Brief introduction of Lumiere brothers

The Lumiere brothers studied photography in a photo studio run by their father, Lumiere Sr. When their father was in charge of the photographic equipment factory, they developed the "mobile film machine". As photographers, the Lumiere brothers showed a completely different thinking concept from Edison from the beginning. This difference is not only manifested in the invention of "projection" and the improvement of film machinery and equipment, but also in the fundamental differences in time and space concepts and aesthetics of their film works.

As an inventor, Edison made great contributions to movies. His development of film machines and devices laid the foundation for the birth of new art, and his greater glory is to give this new art a charming, poetic and illusory name-film. However, Edison's concept of film and this new art has great limitations.

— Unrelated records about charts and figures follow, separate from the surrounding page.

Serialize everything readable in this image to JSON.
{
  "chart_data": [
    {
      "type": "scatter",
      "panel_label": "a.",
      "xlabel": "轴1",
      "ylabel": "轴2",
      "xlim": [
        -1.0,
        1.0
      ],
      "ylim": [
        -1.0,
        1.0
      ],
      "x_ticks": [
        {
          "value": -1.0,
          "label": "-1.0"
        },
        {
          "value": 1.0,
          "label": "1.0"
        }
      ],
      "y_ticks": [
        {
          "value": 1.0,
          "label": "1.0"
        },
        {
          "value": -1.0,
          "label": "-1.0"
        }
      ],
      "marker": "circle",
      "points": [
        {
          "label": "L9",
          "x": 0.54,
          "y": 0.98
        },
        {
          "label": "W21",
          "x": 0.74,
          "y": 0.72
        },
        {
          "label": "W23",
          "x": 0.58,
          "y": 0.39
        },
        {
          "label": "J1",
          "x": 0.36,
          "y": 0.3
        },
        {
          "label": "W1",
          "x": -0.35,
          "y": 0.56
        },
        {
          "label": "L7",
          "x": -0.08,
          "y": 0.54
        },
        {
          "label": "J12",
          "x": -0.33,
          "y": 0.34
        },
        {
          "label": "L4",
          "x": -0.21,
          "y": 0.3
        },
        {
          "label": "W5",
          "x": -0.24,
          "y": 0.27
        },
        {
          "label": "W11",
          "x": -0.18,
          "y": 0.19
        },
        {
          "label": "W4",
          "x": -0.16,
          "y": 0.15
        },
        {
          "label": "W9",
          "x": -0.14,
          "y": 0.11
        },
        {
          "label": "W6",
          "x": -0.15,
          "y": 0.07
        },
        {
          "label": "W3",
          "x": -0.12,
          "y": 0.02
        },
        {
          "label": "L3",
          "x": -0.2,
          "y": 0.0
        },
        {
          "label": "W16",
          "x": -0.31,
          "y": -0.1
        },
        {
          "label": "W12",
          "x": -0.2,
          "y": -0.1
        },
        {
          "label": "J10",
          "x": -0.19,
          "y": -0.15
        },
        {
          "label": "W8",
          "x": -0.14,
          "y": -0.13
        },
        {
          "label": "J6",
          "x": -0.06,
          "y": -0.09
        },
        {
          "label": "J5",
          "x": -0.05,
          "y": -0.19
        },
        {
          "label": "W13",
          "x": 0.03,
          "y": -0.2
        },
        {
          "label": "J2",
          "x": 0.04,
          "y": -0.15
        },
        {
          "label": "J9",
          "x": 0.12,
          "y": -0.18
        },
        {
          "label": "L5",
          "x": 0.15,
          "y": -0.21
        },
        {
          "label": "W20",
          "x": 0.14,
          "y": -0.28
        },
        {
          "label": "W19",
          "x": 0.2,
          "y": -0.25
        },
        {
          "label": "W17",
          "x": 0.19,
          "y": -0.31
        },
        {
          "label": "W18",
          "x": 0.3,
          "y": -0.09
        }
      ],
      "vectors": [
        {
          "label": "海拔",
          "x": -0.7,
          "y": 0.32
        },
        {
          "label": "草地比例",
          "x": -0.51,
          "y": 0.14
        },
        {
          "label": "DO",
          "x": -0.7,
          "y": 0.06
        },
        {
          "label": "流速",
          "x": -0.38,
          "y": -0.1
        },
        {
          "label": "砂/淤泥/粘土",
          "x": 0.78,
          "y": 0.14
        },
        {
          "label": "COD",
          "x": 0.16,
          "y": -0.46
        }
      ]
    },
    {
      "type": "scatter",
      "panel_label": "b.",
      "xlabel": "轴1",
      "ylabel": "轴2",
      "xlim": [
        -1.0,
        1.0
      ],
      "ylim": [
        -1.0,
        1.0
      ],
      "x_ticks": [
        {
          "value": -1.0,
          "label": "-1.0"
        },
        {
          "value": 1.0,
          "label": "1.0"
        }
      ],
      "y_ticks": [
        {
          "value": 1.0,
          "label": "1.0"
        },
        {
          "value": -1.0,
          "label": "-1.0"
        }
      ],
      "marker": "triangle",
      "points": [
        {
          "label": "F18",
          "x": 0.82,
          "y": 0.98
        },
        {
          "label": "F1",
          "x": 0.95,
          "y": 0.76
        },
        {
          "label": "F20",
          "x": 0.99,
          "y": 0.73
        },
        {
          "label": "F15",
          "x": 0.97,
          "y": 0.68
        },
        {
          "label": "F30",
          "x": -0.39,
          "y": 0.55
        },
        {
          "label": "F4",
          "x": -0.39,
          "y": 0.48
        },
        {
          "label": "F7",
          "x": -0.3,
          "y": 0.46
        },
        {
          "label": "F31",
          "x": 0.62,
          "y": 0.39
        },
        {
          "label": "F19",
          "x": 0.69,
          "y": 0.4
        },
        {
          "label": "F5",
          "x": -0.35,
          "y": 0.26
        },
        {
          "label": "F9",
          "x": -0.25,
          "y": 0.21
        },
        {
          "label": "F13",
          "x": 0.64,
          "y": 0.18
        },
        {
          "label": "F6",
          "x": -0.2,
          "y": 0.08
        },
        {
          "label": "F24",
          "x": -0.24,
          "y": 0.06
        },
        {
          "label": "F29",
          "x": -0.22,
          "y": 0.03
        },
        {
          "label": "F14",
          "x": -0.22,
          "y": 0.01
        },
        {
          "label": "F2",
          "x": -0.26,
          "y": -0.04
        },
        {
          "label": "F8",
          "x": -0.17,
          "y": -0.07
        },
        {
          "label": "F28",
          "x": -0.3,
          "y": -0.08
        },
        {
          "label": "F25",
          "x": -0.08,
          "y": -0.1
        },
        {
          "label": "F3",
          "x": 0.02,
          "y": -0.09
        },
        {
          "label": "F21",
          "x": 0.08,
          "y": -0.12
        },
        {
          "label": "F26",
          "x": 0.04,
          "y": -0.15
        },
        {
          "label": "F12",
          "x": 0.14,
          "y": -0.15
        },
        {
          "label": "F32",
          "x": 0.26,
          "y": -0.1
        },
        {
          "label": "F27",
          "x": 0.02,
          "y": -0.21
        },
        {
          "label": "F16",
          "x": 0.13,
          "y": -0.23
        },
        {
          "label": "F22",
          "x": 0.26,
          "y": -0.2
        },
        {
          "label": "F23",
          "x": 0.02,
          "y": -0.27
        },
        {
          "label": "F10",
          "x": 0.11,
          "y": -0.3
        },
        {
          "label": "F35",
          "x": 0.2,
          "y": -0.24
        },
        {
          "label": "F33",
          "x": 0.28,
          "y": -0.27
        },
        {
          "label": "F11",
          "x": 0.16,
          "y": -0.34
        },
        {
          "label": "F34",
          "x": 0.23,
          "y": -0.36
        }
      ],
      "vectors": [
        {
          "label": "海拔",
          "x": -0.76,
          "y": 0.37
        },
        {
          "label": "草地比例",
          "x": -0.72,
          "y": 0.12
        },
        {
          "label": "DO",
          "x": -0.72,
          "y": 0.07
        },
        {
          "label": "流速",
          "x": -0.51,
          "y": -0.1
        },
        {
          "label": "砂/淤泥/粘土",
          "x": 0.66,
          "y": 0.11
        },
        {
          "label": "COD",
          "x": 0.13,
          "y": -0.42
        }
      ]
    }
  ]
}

First of all, most of the films shown in Edison's "Movie Mirror" were shot in a device he set up called "Black Prison Car". In fact, his creation itself did not break away from the original mode of "photo studio". In front of the "peep mirror" that only one person can see, the viewer's "peep" is just repeating the photographer's "peep" again and again. Followed by Dixon's first 50 or so works, such as The Scene of the Bar, Dance of annabella, Tooth Extraction, Barber, Pierre Buffalo, etc. Most of them simply show entertainment scenes such as dancing, boxing, juggling and playing games. The characters in the film are performed by actors invited by Edison for the camera, just like "moving photos". It's just some fictional little programs that apply the model of stage play.

On the contrary, the Lumiere brothers took a more realistic attitude. First of all, they got rid of the shackles of the closed artificial space owned by the photographers in the studio and moved towards the vast and open natural space. The content of the work is also to express and copy the things and lives that actually exist in real life, rather than to arrange and perform those things and lives that don't actually exist for the camera. For example, short films originally shot by Louis Lumiere, such as Factory Gate, Train Entering Station, Woman Burning Grass, Ship Leaving Port, Representative Landing, Police Parade, etc. , directly show those off-duty workers, passengers getting on and off the bus, working women, fishermen boating out to sea, photographers ashore, policemen marching on the street and so on. In these works, the Lumiere brothers truly captured and recorded scenes in real life, allowing people to see real life and familiar people around them. As georges sadoul said, from Louis Lumiere's movies, people know that movies can be "a machine that reproduces life", not just a machine that acts like Edison's "movie mirror".